Oracle Changes Cloud Financial Visibility
Database software giant Oracle shocked analysts this week, when they failed to provide their cloud software, infrastructure, and platform as a service revenue numbers. Instead, the cloud service number will be reported in a group with on-premises support services. In the company’s previous Quarterly Earnings Statements, Oracle provided all three segments of its cloud industry as separate revenue numbers. This visibility allows investors and analysts to assess how quickly those segments are growing, and get a clearer picture of where Oracle services stack up against other cloud providers.
While Oracle CEO Safra Catz took a positive outlook on the quarterly report, most analysts and many investors are questioning the use behind the change. Now that cloud service revenue will be reported with so much less visibility, it will be nearly impossible to determine how much any one part of Oracle’s cloud business might be growing or failing to grow. Oracle’s stock prices have continued to fall since the news broke on Tuesday, and some speculate that this could be a sign that Oracle won’t be investing in it’s cloud solutions as a serious competitor to the major providers.

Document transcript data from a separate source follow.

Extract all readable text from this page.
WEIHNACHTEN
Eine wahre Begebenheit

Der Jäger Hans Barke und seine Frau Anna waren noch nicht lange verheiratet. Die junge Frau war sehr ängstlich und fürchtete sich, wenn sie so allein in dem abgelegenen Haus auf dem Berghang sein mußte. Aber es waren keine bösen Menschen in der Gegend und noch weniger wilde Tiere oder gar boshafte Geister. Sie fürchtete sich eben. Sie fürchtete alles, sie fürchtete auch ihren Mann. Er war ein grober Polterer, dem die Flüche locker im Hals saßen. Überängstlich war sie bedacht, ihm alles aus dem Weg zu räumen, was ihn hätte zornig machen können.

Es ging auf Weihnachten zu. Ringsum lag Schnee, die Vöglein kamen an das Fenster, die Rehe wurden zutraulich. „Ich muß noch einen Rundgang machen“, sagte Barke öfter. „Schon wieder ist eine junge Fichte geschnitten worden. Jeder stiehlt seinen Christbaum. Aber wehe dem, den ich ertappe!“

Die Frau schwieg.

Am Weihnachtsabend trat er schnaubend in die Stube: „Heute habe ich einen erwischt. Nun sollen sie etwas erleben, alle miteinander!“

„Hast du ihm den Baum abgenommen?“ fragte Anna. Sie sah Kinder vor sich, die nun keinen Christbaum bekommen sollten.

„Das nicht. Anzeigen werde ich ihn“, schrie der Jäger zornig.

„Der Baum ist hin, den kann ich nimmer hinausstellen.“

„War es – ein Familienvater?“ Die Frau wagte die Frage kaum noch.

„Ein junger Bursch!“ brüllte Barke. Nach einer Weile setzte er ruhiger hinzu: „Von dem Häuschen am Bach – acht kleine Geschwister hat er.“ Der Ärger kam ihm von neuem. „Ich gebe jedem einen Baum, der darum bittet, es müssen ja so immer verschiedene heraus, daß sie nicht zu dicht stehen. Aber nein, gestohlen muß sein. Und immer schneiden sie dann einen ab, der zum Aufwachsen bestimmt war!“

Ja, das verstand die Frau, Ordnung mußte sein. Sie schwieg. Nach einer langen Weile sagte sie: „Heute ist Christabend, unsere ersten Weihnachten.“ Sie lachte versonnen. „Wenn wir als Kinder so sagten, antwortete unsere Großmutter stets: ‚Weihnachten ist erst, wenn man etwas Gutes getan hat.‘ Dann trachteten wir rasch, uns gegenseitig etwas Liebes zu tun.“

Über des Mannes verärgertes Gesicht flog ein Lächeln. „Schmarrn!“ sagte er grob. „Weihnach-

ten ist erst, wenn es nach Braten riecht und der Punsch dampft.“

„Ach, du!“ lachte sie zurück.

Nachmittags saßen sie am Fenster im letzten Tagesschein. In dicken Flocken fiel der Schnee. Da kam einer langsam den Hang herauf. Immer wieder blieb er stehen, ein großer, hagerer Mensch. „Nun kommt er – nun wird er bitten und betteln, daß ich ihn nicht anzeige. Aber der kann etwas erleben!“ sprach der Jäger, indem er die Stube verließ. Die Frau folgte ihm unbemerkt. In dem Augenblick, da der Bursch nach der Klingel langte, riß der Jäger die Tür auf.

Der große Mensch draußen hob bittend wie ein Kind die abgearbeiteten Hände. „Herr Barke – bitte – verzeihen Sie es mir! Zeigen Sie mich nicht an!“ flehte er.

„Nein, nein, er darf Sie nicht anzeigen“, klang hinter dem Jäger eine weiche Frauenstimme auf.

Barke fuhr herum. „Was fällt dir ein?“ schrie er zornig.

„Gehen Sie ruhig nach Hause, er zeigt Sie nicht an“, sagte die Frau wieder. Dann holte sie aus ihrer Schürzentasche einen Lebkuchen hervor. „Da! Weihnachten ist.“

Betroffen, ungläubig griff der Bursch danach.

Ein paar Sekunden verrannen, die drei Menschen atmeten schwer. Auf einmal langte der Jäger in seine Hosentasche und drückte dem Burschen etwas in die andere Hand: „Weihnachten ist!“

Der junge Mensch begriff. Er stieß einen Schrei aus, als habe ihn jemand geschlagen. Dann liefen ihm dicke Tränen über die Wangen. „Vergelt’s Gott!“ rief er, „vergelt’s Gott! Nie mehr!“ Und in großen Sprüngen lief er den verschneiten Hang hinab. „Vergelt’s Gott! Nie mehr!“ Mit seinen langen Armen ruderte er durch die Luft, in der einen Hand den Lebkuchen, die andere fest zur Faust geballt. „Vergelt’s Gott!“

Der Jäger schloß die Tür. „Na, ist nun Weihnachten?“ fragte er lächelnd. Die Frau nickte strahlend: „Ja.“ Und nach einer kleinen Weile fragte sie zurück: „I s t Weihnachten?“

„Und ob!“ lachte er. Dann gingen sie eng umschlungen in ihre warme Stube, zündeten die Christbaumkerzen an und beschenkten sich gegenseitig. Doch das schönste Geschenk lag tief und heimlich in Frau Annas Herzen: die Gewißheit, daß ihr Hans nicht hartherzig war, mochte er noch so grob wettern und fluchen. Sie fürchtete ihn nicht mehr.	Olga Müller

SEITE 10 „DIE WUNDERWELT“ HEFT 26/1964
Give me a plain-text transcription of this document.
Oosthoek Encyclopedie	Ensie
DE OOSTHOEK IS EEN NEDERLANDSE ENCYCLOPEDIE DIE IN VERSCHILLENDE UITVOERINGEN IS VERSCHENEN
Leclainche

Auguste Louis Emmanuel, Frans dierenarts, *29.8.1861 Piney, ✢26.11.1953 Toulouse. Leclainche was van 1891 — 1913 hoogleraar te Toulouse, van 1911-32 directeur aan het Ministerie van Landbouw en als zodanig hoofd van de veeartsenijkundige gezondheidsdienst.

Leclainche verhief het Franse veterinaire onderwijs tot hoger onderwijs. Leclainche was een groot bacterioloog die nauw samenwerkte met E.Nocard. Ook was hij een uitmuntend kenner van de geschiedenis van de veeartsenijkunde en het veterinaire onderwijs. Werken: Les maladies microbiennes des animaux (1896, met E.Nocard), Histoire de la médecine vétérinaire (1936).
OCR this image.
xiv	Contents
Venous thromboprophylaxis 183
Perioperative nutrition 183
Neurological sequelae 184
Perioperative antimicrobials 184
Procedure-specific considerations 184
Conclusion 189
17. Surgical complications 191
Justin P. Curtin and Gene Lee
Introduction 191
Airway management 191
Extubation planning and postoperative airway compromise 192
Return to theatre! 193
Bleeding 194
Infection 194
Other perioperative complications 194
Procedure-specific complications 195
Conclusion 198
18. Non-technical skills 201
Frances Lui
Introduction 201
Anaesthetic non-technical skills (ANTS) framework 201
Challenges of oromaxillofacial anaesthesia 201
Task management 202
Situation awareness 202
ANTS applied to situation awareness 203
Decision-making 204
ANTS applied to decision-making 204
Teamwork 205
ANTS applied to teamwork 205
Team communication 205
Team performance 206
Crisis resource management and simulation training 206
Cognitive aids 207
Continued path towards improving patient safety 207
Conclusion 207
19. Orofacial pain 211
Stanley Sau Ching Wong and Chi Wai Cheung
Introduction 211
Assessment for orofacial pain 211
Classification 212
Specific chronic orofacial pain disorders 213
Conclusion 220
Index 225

Azure Outage Causes Uproar
Users of Microsoft took to Twitter by storm on Tuesday as a major storage outage made accessing some users’ stored files impossible for several hours. The outage affected a wide variety of products and services, including users of Virtual Machines, Storage, SQL Database, Backup, as well as a number of others. Lasting over 5 hours, the outage stopped regular business functions and caused a surge of negative sentiment for Azure to flood social media.
Most of the affected users were located in the North Europe region, which was later confirmed by Azure Support on Twitter as they handled the issue. According to the official communication from Microsoft, the issue stemmed from a control system malfunction that ultimately failed to regulate the temperature of a number of datacenter resources. The location of the datacenter in question is in Ireland, where it has been seasonably temperate this past week. With the forecast edging up into 30 degrees celsius next week, some speculate that this might not be the last Microsoft outage we see due to failed temperature regulation.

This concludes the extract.